Ich glaube eher, dass selbst eine völlig neue Realität nichts an der Haltung der Tories ändern würde

Am Wochenende hat Frankreich mit der Schließung der Grenze gedroht, sollte die britische Regierung keine Maßnahmen im Kampf gegen das Coronavirus ergreifen. Hat diese Drohung Wirkung gezeigt? Immerhin kommen 30 Prozent der im Vereinigten Königreich konsumierten Nahrungsmittel aus der EU.

Ja, diese Drohung hat eine Rolle gespielt beim Kurswechsel. In der Versorgung mit Nahrungsmitteln, aber auch Medikamenten ist das Königreich stark von der EU abhängig.

Wird sich London seiner Abhängigkeit von Europa noch einmal bewusst? Kann das eine Chance sein für engere künftige Beziehungen mit der EU?

Ich denke nicht, zumindest nicht unter dieser Regierung. Johnson will weiterhin ein Ende der Übergangsphase am 31. Dezember. Dann sollen die Verhandlungen mit der EU vorbei sein. Die Regierung ist nicht von ihrem harten Brexit-Kurs abgerückt, für die konservative Partei ist das ein ideologischer Standpunkt. Zwar sind einige führende EU-Politiker an Covid-19 erkrankt und andere haben Wichtigeres zu tun, als mit London zu verhandeln, aber Johnsons Regierung wird ihre Haltung dazu nicht ändern: Es wird unter dieser Regierung keine engere Bindung an die EU geben. Es sei denn, die wirtschaftlichen Folgen der Coronavirus-Krise wären dermaßen dramatisch, dass die Regierung doch noch begreift, wie wichtig gute Beziehungen zu Europa sind. Aber ich glaube eher, dass selbst eine völlig neue Realität nichts an der Haltung der Tories ändern würde.

Das britische Gesundheitswesen NHS ist stark von Ärzten und Pflegekräften aus dem EU-Ausland abhängig. Nun rufen viele Staaten ihre Bürger zur Rückkehr auf. Ist das ein Problem in Großbritannien?

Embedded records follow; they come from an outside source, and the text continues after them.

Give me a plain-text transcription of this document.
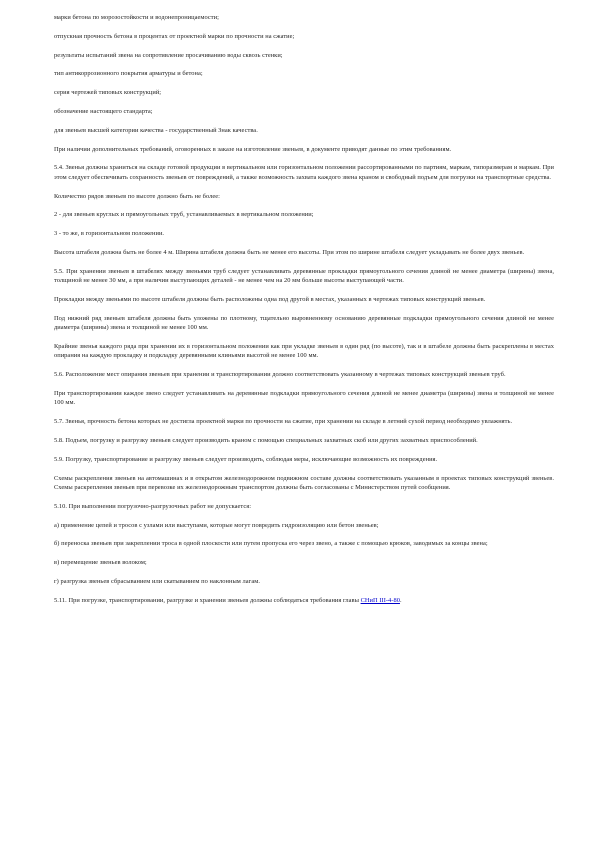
марки бетона по морозостойкости и водонепроницаемости;

отпускная прочность бетона в процентах от проектной марки по прочности на сжатие;

результаты испытаний звена на сопротивление просачиванию воды сквозь стенки;

тип антикоррозионного покрытия арматуры и бетона;

серия чертежей типовых конструкций;

обозначение настоящего стандарта;

для звеньев высшей категории качества - государственный Знак качества.

При наличии дополнительных требований, оговоренных в заказе на изготовление звеньев, в документе приводят данные по этим требованиям.

5.4. Звенья должны храниться на складе готовой продукции в вертикальном или горизонтальном положении рассортированными по партиям, маркам, типоразмерам и маркам. При этом следует обеспечивать сохранность звеньев от повреждений, а также возможность захвата каждого звена краном и свободный подъем для погрузки на транспортные средства.

Количество рядов звеньев по высоте должно быть не более:

2 - для звеньев круглых и прямоугольных труб, устанавливаемых в вертикальном положении;

3 - то же, в горизонтальном положении.

Высота штабеля должна быть не более 4 м. Ширина штабеля должна быть не менее его высоты. При этом по ширине штабеля следует укладывать не более двух звеньев.

5.5. При хранении звеньев в штабелях между звеньями труб следует устанавливать деревянные прокладки прямоугольного сечения длиной не менее диаметра (ширины) звена, толщиной не менее 30 мм, а при наличии выступающих деталей - не менее чем на 20 мм больше высоты выступающей части.

Прокладки между звеньями по высоте штабеля должны быть расположены одна под другой в местах, указанных в чертежах типовых конструкций звеньев.

Под нижний ряд звеньев штабеля должны быть уложены по плотному, тщательно выровненному основанию деревянные подкладки прямоугольного сечения длиной не менее диаметра (ширины) звена и толщиной не менее 100 мм.

Крайние звенья каждого ряда при хранении их в горизонтальном положении как при укладке звеньев в один ряд (по высоте), так и в штабеле должны быть раскреплены в местах опирания на каждую прокладку и подкладку деревянными клиньями высотой не менее 100 мм.

5.6. Расположение мест опирания звеньев при хранении и транспортировании должно соответствовать указанному в чертежах типовых конструкций звеньев труб.

При транспортировании каждое звено следует устанавливать на деревянные подкладки прямоугольного сечения длиной не менее диаметра (ширины) звена и толщиной не менее 100 мм.

5.7. Звенья, прочность бетона которых не достигла проектной марки по прочности на сжатие, при хранении на складе в летний сухой период необходимо увлажнять.

5.8. Подъем, погрузку и разгрузку звеньев следует производить краном с помощью специальных захватных скоб или других захватных приспособлений.

5.9. Погрузку, транспортирование и разгрузку звеньев следует производить, соблюдая меры, исключающие возможность их повреждения.

Схемы раскрепления звеньев на автомашинах и в открытом железнодорожном подвижном составе должны соответствовать указанным в проектах типовых конструкций звеньев. Схемы раскрепления звеньев при перевозке их железнодорожным транспортом должны быть согласованы с Министерством путей сообщения.

5.10. При выполнении погрузочно-разгрузочных работ не допускается:

а) применение цепей и тросов с узлами или выступами, которые могут повредить гидроизоляцию или бетон звеньев;

б) переноска звеньев при закреплении троса в одной плоскости или путем пропуска его через звено, а также с помощью крюков, заводимых за концы звена;

в) перемещение звеньев волоком;

г) разгрузка звеньев сбрасыванием или скатыванием по наклонным лагам.

5.11. При погрузке, транспортировании, разгрузке и хранении звеньев должны соблюдаться требования главы СНиП III-4-80.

Viele spanische, polnische und auch portugiesische Pflegekräfte haben das Land schon vor der Pandemie verlassen. Der Brexit hat sehr viele Unklarheiten für EU-Bürger im Vereinigten Königreich geschaffen. So war ein Plan der Regierung, EU-Migranten für den Zugang zum britischen Gesundheitssystem bezahlen zu lassen. Jährlich 600 Pfund sollte das kosten, 750 Euro. Eine Krankenschwester aus einem EU-Land hätte demnach – sollte das Vorhaben Gesetz werden und es keine Ausnahmen geben – eine Extrazahlung leisten müssen, um Zugang zu dem System zu haben, in dem sie arbeitet. Das hat den britischen Arbeitsmarkt besonders für Pflege- und Gesundheitspersonal nicht attraktiver gemacht.